Anyway: I haven't done any comparison yet (only preparing data and the couple of parsing regex I mentioned...).

CamperBot
@camperbot
Mar 01 2016 16:59
evaristoc sends brownie points to @saintpeter :sparkles: :thumbsup: :sparkles:
:star: 2596 | @saintpeter | http://www.freecodecamp.com/saintpeter
evaristoc
@evaristoc
Mar 01 2016 17:47
@SaintPeter For the analysis you suggest, the role of the SVD will be used to reduce the noise of codes being closely similar but differing in few words/characters. Additionally, The SVD can be used as classifier. Differently to a "bag-of-words" analysis, you would be able to search using SVD equation, something that you cannot do easily with a simple "bag-of-words". That means: part of your interested for a future project could be somewhat solved by this approach.
Rex Schrader
@SaintPeter
Mar 01 2016 18:28
@evaristoc I don't know what SVD is . . . but I'll take your word for it. ;)
evaristoc
@evaristoc
Mar 01 2016 18:31
@SaintPeter hehehe! Singular Value Decomposition: it is a matrix transformation
SaintPeter @SaintPeter is still lost
evaristoc
@evaristoc
Mar 01 2016 18:31
@SaintPeter :)
Rex Schrader
@SaintPeter
Mar 01 2016 18:31
I'll take it as granted that what you propose would be useful in this analysis
evaristoc
@evaristoc
Mar 01 2016 18:35
@SaintPeter Thanks for your suggestions anyway. What you suggest is actually the first step for any eventual solution: creating a matrix of bag-of-words.
CamperBot
@camperbot
Mar 01 2016 18:35
evaristoc sends brownie points to @saintpeter :sparkles: :thumbsup: :sparkles:
:star: 2597 | @saintpeter | http://www.freecodecamp.com/saintpeter
Rex Schrader
@SaintPeter
Mar 01 2016 18:39
@evaristoc What I aim imagining is that for some of the early Algos, probably 80-90% are identical - they're so simple they almost have to be. I expect to see "clumps" of solutions. I especially think this would be helptful to see if we see changes in types of solutions after we change JS curriculum.
evaristoc
@evaristoc
Mar 01 2016 18:45

@SaintPeter yes... in fact my original idea was to get a bit further and try to see if we can start exploring a "bot"( :) ) providing advice about code direction. If someone is working on the code in an imperative way, how close the solution is? Is the camper interested in a functional solution? Then, what else it is needed? Can we create an algorithm that would advice where to find information considering the current or the desired shape of the code? - This is going to be harder now that we are only collecting updated codes, not saving all... also, here we need to use some of the things the uglifier is meant for, and more...

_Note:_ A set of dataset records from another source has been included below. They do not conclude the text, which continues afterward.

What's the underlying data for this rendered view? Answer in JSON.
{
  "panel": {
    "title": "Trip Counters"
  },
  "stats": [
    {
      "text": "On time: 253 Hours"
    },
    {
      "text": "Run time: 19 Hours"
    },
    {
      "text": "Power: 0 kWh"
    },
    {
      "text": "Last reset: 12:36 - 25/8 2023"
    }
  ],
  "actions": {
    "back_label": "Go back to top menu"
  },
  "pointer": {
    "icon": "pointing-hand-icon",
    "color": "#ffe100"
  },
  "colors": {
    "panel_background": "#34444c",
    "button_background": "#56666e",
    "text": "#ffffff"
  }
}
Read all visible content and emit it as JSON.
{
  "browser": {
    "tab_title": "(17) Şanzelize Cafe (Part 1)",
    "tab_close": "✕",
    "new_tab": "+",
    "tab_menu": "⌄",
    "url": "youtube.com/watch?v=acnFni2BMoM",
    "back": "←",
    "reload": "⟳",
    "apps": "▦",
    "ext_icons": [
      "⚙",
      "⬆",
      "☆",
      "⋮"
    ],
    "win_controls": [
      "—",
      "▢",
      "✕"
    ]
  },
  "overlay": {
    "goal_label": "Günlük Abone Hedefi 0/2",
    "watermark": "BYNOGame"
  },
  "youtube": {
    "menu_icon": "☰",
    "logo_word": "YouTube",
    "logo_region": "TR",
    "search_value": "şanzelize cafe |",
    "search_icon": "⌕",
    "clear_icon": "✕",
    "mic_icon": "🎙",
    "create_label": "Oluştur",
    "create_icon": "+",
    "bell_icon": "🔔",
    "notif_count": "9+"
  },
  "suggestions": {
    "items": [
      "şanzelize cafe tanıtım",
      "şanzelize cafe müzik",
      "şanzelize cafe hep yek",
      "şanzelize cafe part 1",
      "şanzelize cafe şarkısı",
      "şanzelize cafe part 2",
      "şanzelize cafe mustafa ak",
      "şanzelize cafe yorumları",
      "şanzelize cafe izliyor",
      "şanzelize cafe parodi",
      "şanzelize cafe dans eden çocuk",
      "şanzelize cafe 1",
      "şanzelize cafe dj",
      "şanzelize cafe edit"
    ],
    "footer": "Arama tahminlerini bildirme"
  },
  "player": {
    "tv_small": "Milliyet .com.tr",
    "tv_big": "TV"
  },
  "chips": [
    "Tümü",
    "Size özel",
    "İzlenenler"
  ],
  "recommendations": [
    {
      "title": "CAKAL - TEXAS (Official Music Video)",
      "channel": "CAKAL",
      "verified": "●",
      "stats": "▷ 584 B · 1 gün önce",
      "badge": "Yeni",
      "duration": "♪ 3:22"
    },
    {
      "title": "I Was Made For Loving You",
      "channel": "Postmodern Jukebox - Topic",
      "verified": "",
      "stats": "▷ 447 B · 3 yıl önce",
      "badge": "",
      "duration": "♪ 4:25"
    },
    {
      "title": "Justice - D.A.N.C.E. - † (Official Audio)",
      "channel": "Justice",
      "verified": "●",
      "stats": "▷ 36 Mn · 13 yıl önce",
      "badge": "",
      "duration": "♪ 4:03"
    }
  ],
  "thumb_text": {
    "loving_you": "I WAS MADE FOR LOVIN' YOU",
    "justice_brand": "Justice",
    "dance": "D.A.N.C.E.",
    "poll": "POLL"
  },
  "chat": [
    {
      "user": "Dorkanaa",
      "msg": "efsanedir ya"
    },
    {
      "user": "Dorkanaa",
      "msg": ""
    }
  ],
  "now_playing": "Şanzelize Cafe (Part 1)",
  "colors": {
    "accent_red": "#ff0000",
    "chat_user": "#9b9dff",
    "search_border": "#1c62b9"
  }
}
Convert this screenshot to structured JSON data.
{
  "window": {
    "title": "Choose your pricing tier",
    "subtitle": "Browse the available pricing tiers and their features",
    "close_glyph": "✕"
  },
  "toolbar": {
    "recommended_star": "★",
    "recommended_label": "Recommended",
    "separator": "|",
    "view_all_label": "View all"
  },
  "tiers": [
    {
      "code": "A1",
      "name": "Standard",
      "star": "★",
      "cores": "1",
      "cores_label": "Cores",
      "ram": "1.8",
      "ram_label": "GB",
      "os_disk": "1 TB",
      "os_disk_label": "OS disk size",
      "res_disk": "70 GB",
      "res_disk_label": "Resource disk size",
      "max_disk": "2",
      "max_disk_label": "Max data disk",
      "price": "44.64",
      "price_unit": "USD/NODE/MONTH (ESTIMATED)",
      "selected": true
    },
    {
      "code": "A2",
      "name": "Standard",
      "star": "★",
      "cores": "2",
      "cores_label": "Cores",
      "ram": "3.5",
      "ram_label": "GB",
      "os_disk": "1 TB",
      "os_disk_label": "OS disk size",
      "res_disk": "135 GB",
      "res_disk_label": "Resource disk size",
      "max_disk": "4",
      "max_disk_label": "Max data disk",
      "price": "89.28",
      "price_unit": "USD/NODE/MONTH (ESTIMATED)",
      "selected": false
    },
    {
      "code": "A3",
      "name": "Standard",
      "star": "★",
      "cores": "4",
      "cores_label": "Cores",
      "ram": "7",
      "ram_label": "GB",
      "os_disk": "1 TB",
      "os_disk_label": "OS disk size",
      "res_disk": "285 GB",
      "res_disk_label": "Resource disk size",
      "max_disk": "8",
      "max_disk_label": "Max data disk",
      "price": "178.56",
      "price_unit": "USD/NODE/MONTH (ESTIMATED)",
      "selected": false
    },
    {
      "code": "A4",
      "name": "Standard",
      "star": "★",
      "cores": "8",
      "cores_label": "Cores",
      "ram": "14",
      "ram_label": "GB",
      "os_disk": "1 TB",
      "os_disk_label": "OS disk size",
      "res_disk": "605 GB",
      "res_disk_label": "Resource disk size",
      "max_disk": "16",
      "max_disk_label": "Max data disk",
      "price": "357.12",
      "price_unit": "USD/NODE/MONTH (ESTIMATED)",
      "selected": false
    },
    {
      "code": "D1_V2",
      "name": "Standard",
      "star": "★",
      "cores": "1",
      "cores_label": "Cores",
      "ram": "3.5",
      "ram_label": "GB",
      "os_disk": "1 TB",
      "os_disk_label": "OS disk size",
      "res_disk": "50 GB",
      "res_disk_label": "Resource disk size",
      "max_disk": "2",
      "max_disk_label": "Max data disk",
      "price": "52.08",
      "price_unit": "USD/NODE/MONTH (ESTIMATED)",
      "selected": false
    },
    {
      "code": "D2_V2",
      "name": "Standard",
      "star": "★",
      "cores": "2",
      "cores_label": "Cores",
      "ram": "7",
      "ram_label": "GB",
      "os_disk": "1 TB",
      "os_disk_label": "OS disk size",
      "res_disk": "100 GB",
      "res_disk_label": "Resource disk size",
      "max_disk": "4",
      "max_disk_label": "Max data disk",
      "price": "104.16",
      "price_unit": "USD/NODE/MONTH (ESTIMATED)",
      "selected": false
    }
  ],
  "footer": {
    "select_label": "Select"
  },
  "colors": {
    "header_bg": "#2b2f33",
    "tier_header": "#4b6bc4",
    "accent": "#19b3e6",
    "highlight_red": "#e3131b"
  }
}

Anyway, evaluating the final codes would help us to evaluate if what we are suggesting are the only things the campers are using, and if on the contrary we should think about providing additional information.

Let's the People speak without speaking.

evaristoc
@evaristoc
Mar 01 2016 18:53
@SaintPeter about the similarity... I would beg that the advance ones look also very similar: in how many ways can you code the Person algo? For what I saw, advance algos are more about concept implementation, not difficulty...
I think the most differences will be found in those algorithms the people ask more about...
But you see? Here I don't really know...
Rex Schrader
@SaintPeter
Mar 01 2016 18:54
Quick! To the Data-mobile!
evaristoc
@evaristoc
Mar 01 2016 18:55
??
Rex Schrader
@SaintPeter
Mar 01 2016 19:07
ERm - I mean to say that once we have data we'll be able to answer questions like this.
Sorry, I communicate primarily in cultural references that do not translate well
evaristoc
@evaristoc
Mar 01 2016 19:24
@SaintPeter Ahh!! Batman!!! :) :) :) Sorry, perhaps because I am in the other side of the ocean that I am getting the joke with delay...
The Data-mobile... lol!
evaristoc
@evaristoc
Mar 01 2016 19:33

@SaintPeter there is still some data to work/approximate some stuff...

But the most important is that we have some assumptions that can be (or not) corroborated with the data available.